Like the mind-bogglingly massive trove of flatulence-focused apps for iPhone—a selection that grew so vast that Apple had to step in and weed some out—FartWatch has just one feature: playing back an audio file of a fart sound. The difference here is that the trigger button exists on the watch interface, allowing for mischievously clever placement of the device itself—like a Whoopie Cushion with a remote control. That is, of course, if you're comfortable slipping your phone on someone's chair (and under their, you know) for the purposes of third grade-level toilet humor.
As of now, FartWatch remains a proof of concept with a web-based simulation that illustrates how the interface would work. The duo behind it created FartWatch at a hackathon held just days after WatchKit was launched and they've since been polishing it up for App Store submission.
There's no guarantee that this app will see the light of day. At first glance, FartWatch doesn't seem to run afoul of any of Apple's UI design guidelines, but given Apple's historical distaste for fart apps on iOS, you never know.
"The Apple Watch is being marketed as a lifestyle device, and remote fart triggering isn't entirely fashionable," admits FartWatch cofounder Andrew Slaughter. "But it sure is fun!"
Slaughter and his cofounder Daniel Haaser are busy putting the finishing touches on the app—they still need to build a one-screen menu for fart sound selection. Once that's finished and Apple opens up app submissions to everyday developers, the wait will be on.
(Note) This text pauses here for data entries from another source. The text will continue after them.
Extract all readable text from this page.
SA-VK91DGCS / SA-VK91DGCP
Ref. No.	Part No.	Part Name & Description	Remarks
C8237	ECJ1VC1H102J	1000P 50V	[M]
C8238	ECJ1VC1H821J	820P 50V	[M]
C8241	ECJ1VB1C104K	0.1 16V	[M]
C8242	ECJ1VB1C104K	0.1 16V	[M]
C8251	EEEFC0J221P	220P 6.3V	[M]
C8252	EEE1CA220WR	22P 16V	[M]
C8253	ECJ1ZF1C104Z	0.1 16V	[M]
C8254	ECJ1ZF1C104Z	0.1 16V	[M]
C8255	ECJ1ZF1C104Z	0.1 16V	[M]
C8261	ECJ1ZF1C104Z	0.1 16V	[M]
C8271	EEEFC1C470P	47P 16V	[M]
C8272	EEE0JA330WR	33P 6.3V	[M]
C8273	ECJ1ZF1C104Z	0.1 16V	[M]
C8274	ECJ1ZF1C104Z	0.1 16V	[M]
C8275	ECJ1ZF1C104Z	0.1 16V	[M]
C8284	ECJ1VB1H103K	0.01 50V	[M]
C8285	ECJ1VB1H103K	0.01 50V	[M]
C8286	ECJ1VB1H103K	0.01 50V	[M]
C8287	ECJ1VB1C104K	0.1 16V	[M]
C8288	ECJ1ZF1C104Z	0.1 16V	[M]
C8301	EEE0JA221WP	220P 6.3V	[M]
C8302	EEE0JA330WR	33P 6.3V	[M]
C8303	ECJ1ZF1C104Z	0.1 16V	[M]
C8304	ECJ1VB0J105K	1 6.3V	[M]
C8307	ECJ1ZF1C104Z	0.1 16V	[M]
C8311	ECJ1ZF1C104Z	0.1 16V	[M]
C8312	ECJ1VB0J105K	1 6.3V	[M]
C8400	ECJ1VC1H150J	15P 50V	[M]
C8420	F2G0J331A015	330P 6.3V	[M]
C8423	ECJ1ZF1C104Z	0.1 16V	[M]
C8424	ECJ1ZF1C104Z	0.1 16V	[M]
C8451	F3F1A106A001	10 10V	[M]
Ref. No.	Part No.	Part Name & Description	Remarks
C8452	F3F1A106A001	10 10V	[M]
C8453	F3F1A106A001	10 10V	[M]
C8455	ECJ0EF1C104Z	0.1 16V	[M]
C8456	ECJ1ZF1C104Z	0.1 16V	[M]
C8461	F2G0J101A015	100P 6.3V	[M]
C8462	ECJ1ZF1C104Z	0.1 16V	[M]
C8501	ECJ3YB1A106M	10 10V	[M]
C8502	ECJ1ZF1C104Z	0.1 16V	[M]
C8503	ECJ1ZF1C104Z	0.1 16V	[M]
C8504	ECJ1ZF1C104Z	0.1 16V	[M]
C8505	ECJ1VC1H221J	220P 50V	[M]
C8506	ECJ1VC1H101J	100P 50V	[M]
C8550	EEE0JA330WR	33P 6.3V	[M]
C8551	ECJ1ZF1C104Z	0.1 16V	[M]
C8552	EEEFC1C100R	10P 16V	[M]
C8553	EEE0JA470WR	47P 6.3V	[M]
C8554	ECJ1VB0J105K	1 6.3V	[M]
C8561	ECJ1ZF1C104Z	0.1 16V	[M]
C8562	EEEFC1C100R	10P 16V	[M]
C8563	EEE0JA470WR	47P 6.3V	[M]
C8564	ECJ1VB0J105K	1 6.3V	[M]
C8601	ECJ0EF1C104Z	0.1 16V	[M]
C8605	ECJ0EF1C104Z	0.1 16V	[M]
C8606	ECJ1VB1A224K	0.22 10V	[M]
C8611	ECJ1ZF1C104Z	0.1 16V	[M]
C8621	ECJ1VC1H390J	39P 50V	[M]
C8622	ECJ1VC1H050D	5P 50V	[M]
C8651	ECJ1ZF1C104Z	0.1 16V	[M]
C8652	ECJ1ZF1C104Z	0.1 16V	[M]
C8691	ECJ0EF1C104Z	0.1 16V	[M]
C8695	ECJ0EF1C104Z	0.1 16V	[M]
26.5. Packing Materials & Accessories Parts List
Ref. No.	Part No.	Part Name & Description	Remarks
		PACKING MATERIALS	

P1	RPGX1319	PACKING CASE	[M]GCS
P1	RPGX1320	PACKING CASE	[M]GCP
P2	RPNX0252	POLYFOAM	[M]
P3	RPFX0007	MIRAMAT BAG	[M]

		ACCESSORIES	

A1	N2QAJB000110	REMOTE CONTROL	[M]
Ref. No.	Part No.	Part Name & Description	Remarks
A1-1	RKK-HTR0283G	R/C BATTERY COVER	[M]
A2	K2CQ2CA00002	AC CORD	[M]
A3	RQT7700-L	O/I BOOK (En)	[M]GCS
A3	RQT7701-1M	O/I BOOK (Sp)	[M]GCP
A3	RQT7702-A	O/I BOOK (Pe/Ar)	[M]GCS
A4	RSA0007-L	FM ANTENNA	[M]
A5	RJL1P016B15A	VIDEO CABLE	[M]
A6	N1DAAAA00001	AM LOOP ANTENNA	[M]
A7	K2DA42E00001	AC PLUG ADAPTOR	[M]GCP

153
Slaughter says he's aware of Apple's past aversion to fart apps, but is quick to point out that on iOS, the issue was the proliferation of these apps rather than the concept itself. He's hoping that by being the first fart app to be submitted, FartWatch will be spared Apple's rejection notice.
The Next Web writer Owen Williams, however, is skeptical that Apple would ever approve such an app, as he tweeted to me earlier. Apple is known for its strict guidelines—and has been keeping developers on an even shorter leash than usual with the Apple Watch. But come on, Apple. Live a little.